Pemahaman yang baik tentang perilaku pencarian layanan kesehatan dapat mengurangi keterlambatan pengobatan, serta meningkatkan kepatuhan terhadap pengobatan dan memperbaiki strategi promkes dalam berbagai konteks. Secara tidak langsung, dukungan sosial dan modal sosial memiliki efek terhadap perilaku mencari layanan kesehatan yang mempengaruhi keterlambatan diagnosis dan pengobatan terhadap suatu penyakit. (31) Beberapa penelitian sebelumnya menyebutkan bahwa keterlambatan pengobatan TB lebih banyak disebabkan karena keterlambatan pasien dibandingkan keterlambatan provider ataupun sistem pelayanan kesehatan. Peneliti sebelumnya menyimpulkan bahwa terdapat hubungan yang positif antara dukungan sosial dan modal sosial dengan penemuan kasus dan tingkat kesembuhan TB, akan tetapi belum ada yang menghubungkan dukungan sosial dan modal sosial dengan keterlambatan pasien dalam pengobatan TB. Penelitian ini dilakukan di Kota Padang karena berdasarkan hasil diskusi dengan beberapa pasien diketahui bahwa stigma terhadap TB di masyarakat masih tinggi, dimana masyarakat cenderung mengucilkan penderita TB, sehingga banyak masyarakat yang merasakan gejala TB tidak langsung melakukan pengobatan karena malu jika diketahui oleh orang lain, dari kondisi ini peneliti tertarik untuk melakukan penelitian mengenai hubungan dukungan sosial dan social capital dengan keterlambatan pasien pada pengobatan tuberkulosis paru di Kota Padang. 1.2 Perumusan Masalah Peningkatan kasus insiden TB paru BTA (+) dari tahun 2015 sampai 2017, rendahnya cakupan penemuan pasien baru TB paru BTA (+), serta rendahnya angka keberhasilan pengobatan TB paru BTA (+) menggambarkan bahwa pencapaian

program TB paru di Kota Padang masih belum berhasil. Salah satu indikator penting dalam pengendalian TB di masyarakat adalah dengan melakukan diagnosis dini dan pengobatan yang tepat bagi pasien, keterlambatan dalam diagnosis dan pengobatan pasien merupakan salah satu penyebab tingginya tingkat penularan, persentase pasien TB relatif meningkat serta banyaknya pasien yang datang ke fasilitas pelayanan kesehatan dengan penyakit lanjut/parah. Berdasarkan fakta tersebut, rumusan masalah dalam penelitian ini adalah untuk melihat apakah ada hubungan antara dukungan sosial dan social capital dengan keterlambatan pasien pada pengobatan Tuberkulosis Paru di Kota Padang. 1.3 Tujuan Penelitian 1.3.1 Tujuan Umum Untuk mengetahui hubungan dukungan sosial dan social capital dengan keterlambatan pasien pada pengobatan tuberkulosis paru di Kota Padang. 1.3.2 Tujuan Khusus 1. Mengetahui gambaran keterlambatan pasien pada pengobatan TB Paru di Kota Padang. 2. Mengetahui distribusi frekuensi dukungan sosial pada pasien TB Paru di Kota Padang. 3. Mengetahui distribusi frekuensi social capital/modal sosial pada pasien TB Paru di Kota Padang. 4. Mengetahui hubungan antara dukungan sosial dengan keterlambatan pasien pada pengobatan TB Paru di Kota Padang. 5. Mengetahui hubungan antara social capital/modal sosial dengan keterlambatan pasien pada pengobatan TB Paru di Kota Padang.
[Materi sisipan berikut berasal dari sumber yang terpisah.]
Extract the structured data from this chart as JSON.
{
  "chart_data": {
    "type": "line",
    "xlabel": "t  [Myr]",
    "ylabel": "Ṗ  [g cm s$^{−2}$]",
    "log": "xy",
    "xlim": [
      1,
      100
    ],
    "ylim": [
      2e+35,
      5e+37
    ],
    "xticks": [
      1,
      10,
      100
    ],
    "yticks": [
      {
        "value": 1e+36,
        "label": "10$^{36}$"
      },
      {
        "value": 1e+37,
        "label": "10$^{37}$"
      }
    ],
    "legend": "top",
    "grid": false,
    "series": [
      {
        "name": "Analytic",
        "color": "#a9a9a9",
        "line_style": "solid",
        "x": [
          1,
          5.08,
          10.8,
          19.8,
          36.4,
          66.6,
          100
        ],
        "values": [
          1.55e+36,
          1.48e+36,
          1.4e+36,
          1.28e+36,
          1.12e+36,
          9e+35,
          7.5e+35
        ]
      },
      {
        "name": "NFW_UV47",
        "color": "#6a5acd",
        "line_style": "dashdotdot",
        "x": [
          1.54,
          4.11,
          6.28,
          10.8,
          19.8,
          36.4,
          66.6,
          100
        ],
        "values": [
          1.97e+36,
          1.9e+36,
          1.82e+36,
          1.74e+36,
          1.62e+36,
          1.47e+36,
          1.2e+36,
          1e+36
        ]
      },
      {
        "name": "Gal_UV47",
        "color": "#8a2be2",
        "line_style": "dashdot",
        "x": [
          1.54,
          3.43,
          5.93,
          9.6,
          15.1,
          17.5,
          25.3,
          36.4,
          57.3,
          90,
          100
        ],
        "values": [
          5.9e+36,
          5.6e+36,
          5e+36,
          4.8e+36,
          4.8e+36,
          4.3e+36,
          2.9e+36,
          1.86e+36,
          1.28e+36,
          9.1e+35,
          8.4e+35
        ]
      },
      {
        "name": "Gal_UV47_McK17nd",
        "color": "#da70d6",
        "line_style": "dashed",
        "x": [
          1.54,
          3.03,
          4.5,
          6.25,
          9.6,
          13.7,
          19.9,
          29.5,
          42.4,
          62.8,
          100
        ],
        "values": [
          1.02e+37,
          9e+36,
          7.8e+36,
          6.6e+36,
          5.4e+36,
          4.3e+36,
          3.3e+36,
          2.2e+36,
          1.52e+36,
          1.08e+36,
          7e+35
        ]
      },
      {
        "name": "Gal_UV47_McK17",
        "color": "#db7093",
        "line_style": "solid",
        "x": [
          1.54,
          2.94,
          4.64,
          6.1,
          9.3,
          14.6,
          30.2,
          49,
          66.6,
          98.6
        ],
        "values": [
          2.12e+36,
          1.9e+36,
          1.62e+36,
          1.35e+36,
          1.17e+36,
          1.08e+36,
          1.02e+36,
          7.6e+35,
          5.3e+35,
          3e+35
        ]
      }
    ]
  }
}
1.4 Manfaat Penelitian 1.4.1 Aspek Teoritis Hasil penelitian ini diharapkan dapat menjadi sumbangan pemikiran bagi para akademis dan pengembangan ilmu kesehatan masyarakat dalam teori dan literatur tentang TB Paru. 1.4.2 Aspek Praktis 1. Sebagai bahan masukan dan informasi yang penting bagi pengembangan penanggulangan program TB di Kota Padang. 2. Bagi peneliti sendiri agar menambah wawasan dan dapat menemukan serta memecahkan permasalahan terutama di bidang penanggulangan program TB Paru. 3. Bagi masyarakat Kota Padang sebagai informasi mengenai hubungan dukungan sosial dan social capital/modal sosial dengan keterlambatan pasien dalam pengobatan TB Paru melalui kegiatan penyuluhan oleh tenaga kesehatan di Kota Padang. 1.5 Ruang Lingkup Penelitian Penelitian ini dilakukan untuk mengetahui hubungan dukungan sosial (dukungan instrumental, dukungan informasi, dan dukungan emosional) dan modal sosial dengan keterlambatan pasien pada pengobatan TB Paru di Kota Padang. Penelitian ini merupakan penelitian payung yang beranggotakan 5 orang yang dilakukan di wilayah kerja puskesmas se-kota Padang dengan rancangan penelitian Cross Sectional.